Now we need to find out the total number of electrons in each species to fill the molecular orbitals: 1. \(\mathrm{CN}^{+}\): Carbon has 6 electrons and Nitrogen has 7 electrons. In the positive ion, one electron is removed, so we have a total of 12 electrons. 2. \(\mathrm{CN}\): Carbon has 6 electrons, and Nitrogen has 7 electrons, so we have a total of 13 electrons. 3. \(\mathrm{CN}^{-}\): Carbon has 6 electrons and Nitrogen has 7 electrons. In the negative ion, one electron is added, so we have a total of 14 electrons.

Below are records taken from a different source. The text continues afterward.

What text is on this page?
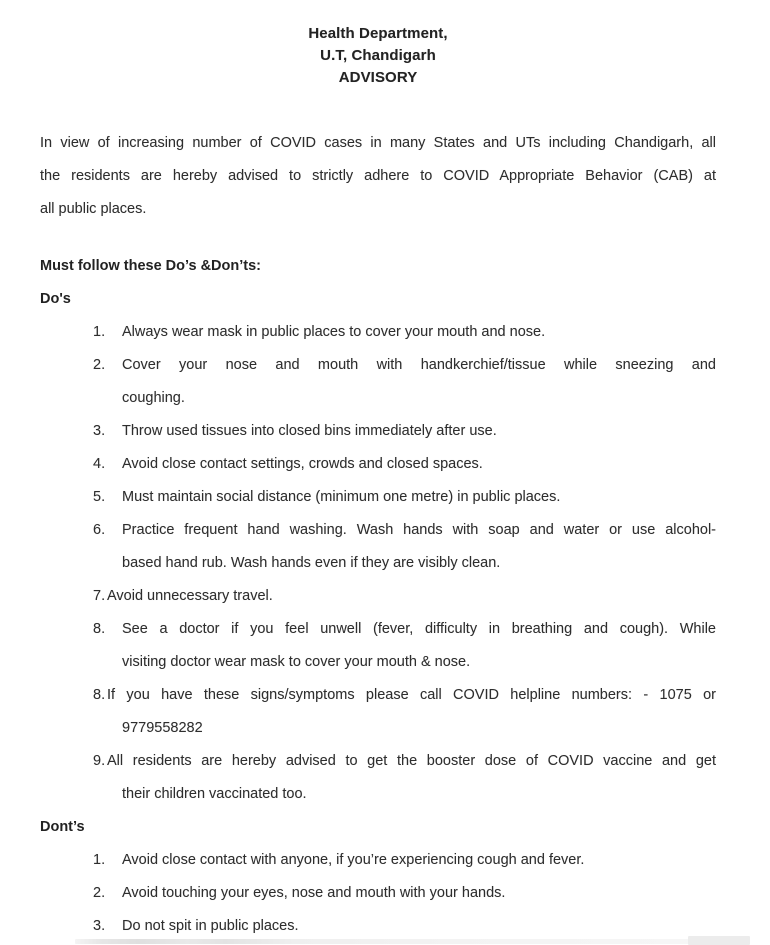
Health Department,
U.T, Chandigarh
ADVISORY
In view of increasing number of COVID cases in many States and UTs including Chandigarh, all
the residents are hereby advised to strictly adhere to COVID Appropriate Behavior (CAB) at
all public places.
Must follow these Do’s &Don’ts:
Do's
1. Always wear mask in public places to cover your mouth and nose.
2. Cover your nose and mouth with handkerchief/tissue while sneezing and
coughing.
3. Throw used tissues into closed bins immediately after use.
4. Avoid close contact settings, crowds and closed spaces.
5. Must maintain social distance (minimum one metre) in public places.
6. Practice frequent hand washing. Wash hands with soap and water or use alcohol-
based hand rub. Wash hands even if they are visibly clean.
7. Avoid unnecessary travel.
8. See a doctor if you feel unwell (fever, difficulty in breathing and cough). While
visiting doctor wear mask to cover your mouth & nose.
8. If you have these signs/symptoms please call COVID helpline numbers: - 1075 or
9779558282
9. All residents are hereby advised to get the booster dose of COVID vaccine and get
their children vaccinated too.
Dont’s
1. Avoid close contact with anyone, if you’re experiencing cough and fever.
2. Avoid touching your eyes, nose and mouth with your hands.
3. Do not spit in public places.
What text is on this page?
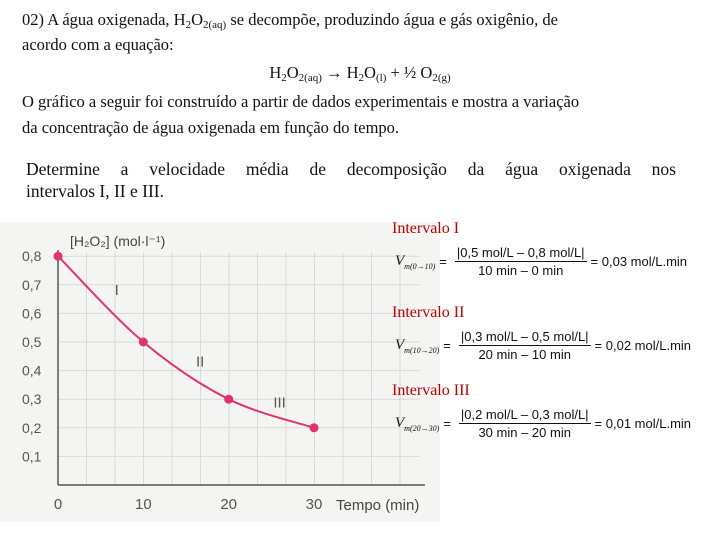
02) A água oxigenada, $H_2O_{2(aq)}$ se decompõe, produzindo água e gás oxigênio, de
acordo com a equação:
$H_2O_{2(aq)} \to H_2O_{(l)}$ + ½ $O_{2(g)}$
O gráfico a seguir foi construído a partir de dados experimentais e mostra a variação
da concentração de água oxigenada em função do tempo.
Determine a velocidade média de decomposição da água oxigenada nos
intervalos I, II e III.
[H₂O₂] (mol·l⁻¹)
Tempo (min)
0,1
0,2
0,3
0,4
0,5
0,6
0,7
0,8
0	10	20	30
I
II
III
Intervalo I
$V_{m(0\to 10)} = \frac{\text{|0,5 mol/L – 0,8 mol/L|}}{10 \min - 0 \min} = 0,03$ mol/L.min
Intervalo II
$V_{m(10\to 20)} = \frac{\text{|0,3 mol/L – 0,5 mol/L|}}{20 \min - 10 \min} = 0,02$ mol/L.min
Intervalo III
$V_{m(20\to 30)} = \frac{\text{|0,2 mol/L – 0,3 mol/L|}}{30 \min - 20 \min} = 0,01$ mol/L.min
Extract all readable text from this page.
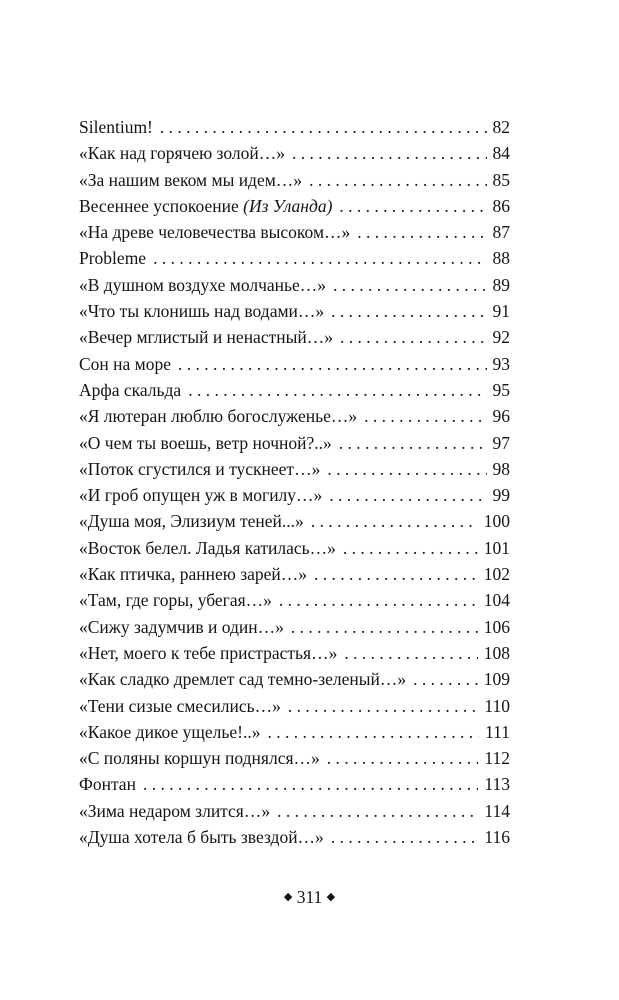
Silentium! . . .	82
«Как над горячею золой…» . . .	84
«За нашим веком мы идем…» . . .	85
Весеннее успокоение (Из Уланда) . . .	86
«На древе человечества высоком…» . . .	87
Probleme . . .	88
«В душном воздухе молчанье…» . . .	89
«Что ты клонишь над водами…» . . .	91
«Вечер мглистый и ненастный…» . . .	92
Сон на море . . .	93
Арфа скальда . . .	95
«Я лютеран люблю богослуженье…» . . .	96
«О чем ты воешь, ветр ночной?..» . . .	97
«Поток сгустился и тускнеет…» . . .	98
«И гроб опущен уж в могилу…» . . .	99
«Душа моя, Элизиум теней...» . . .	100
«Восток белел. Ладья катилась…» . . .	101
«Как птичка, раннею зарей…» . . .	102
«Там, где горы, убегая…» . . .	104
«Сижу задумчив и один…» . . .	106
«Нет, моего к тебе пристрастья…» . . .	108
«Как сладко дремлет сад темно-зеленый…» . . .	109
«Тени сизые смесились…» . . .	110
«Какое дикое ущелье!..» . . .	111
«С поляны коршун поднялся…» . . .	112
Фонтан . . .	113
«Зима недаром злится…» . . .	114
«Душа хотела б быть звездой…» . . .	116
◆ 311 ◆
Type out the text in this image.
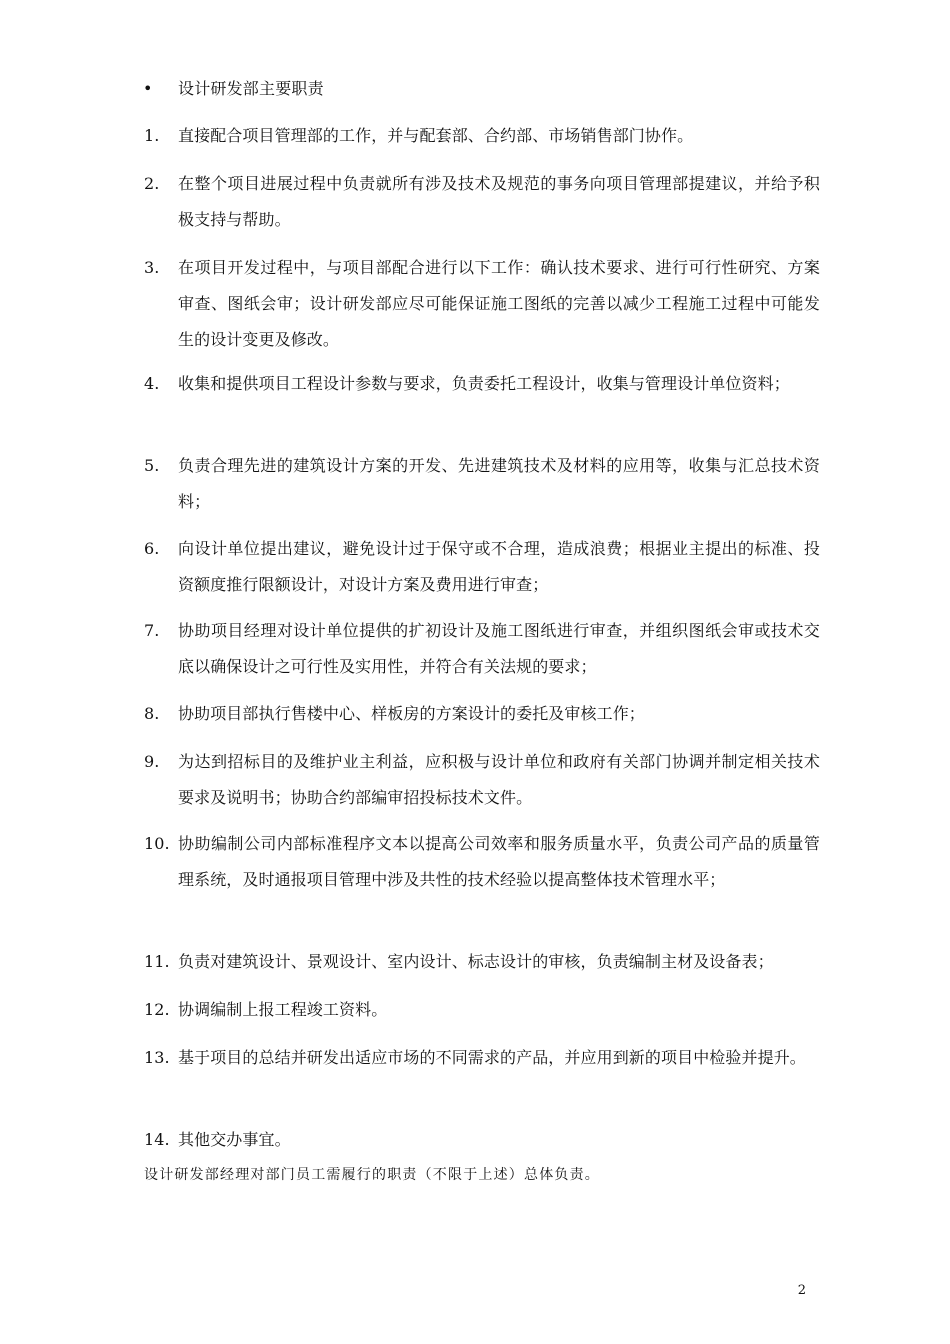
• 设计研发部主要职责
1.	直接配合项目管理部的工作，并与配套部、合约部、市场销售部门协作。
2.	在整个项目进展过程中负责就所有涉及技术及规范的事务向项目管理部提建议，并给予积极支持与帮助。
3.	在项目开发过程中，与项目部配合进行以下工作：确认技术要求、进行可行性研究、方案审查、图纸会审；设计研发部应尽可能保证施工图纸的完善以减少工程施工过程中可能发生的设计变更及修改。
4.	收集和提供项目工程设计参数与要求，负责委托工程设计，收集与管理设计单位资料；
5.	负责合理先进的建筑设计方案的开发、先进建筑技术及材料的应用等，收集与汇总技术资料；
6.	向设计单位提出建议，避免设计过于保守或不合理，造成浪费；根据业主提出的标准、投资额度推行限额设计，对设计方案及费用进行审查；
7.	协助项目经理对设计单位提供的扩初设计及施工图纸进行审查，并组织图纸会审或技术交底以确保设计之可行性及实用性，并符合有关法规的要求；
8.	协助项目部执行售楼中心、样板房的方案设计的委托及审核工作；
9.	为达到招标目的及维护业主利益，应积极与设计单位和政府有关部门协调并制定相关技术要求及说明书；协助合约部编审招投标技术文件。
10. 协助编制公司内部标准程序文本以提高公司效率和服务质量水平，负责公司产品的质量管理系统，及时通报项目管理中涉及共性的技术经验以提高整体技术管理水平；
11. 负责对建筑设计、景观设计、室内设计、标志设计的审核，负责编制主材及设备表；
12. 协调编制上报工程竣工资料。
13. 基于项目的总结并研发出适应市场的不同需求的产品，并应用到新的项目中检验并提升。
14. 其他交办事宜。
设计研发部经理对部门员工需履行的职责（不限于上述）总体负责。
2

Using the electron count, we will now fill the molecular orbitals in order of increasing energy levels according to the Aufbau principle: 1. \(\mathrm{CN}^{+}\): 12 electrons will fill the molecular orbitals in the following order: - 2 electrons in \(\sigma_{2s}\) - 2 electrons in \(\sigma_{2s}^{*}\) - 2 electrons in \(\sigma_{2p}\) - 4 electrons in \(\pi_{2p}\) (2 in each \(\pi\) orbital) - 2 more electrons can't fill the antibonding orbitals. 2. \(\mathrm{CN}\): 13 electrons will fill the molecular orbitals in the following order: - 2 electrons in \(\sigma_{2s}\) - 2 electrons in \(\sigma_{2s}^{*}\) - 2 electrons in \(\sigma_{2p}\) - 4 electrons in \(\pi_{2p}\) (2 in each \(\pi\) orbital) - 1 electron in \(\pi_{2p}^{*}\) 3. \(\mathrm{CN}^{-}\): 14 electrons will fill the molecular orbitals in the following order: - 2 electrons in \(\sigma_{2s}\) - 2 electrons in \(\sigma_{2s}^{*}\) - 2 electrons in \(\sigma_{2p}\) - 4 electrons in \(\pi_{2p}\) (2 in each \(\pi\) orbital) - 2 electrons in \(\pi_{2p}^{*}\) (1 in each \(\pi^{*}\) orbital) Now we can answer the questions:

The species with the strongest C-N bond will have the highest bond order. The bond order can be calculated using the following formula: Bond order = (Number of electrons in bonding orbitals - Number of electrons in antibonding orbitals) / 2 - For \(\mathrm{CN}^{+}\): Bond order = (8 - 4) / 2 = 2 - For \(\mathrm{CN}\): Bond order = (8 - 5) / 2 = 1.5 - For \(\mathrm{CN}^{-}\): Bond order = (8 - 6) / 2 = 1 Thus, \(\mathrm{CN}^{+}\) has the strongest C-N bond.

A species has unpaired electrons if there are any orbitals with one electron: - \(\mathrm{CN}^{+}\): No unpaired electrons - \(\mathrm{CN}\): One unpaired electron in \(\pi_{2p}^{*}\) orbital - \(\mathrm{CN}^{-}\): No unpaired electrons Hence, only the neutral molecule, \(\mathrm{CN}\), has unpaired electrons.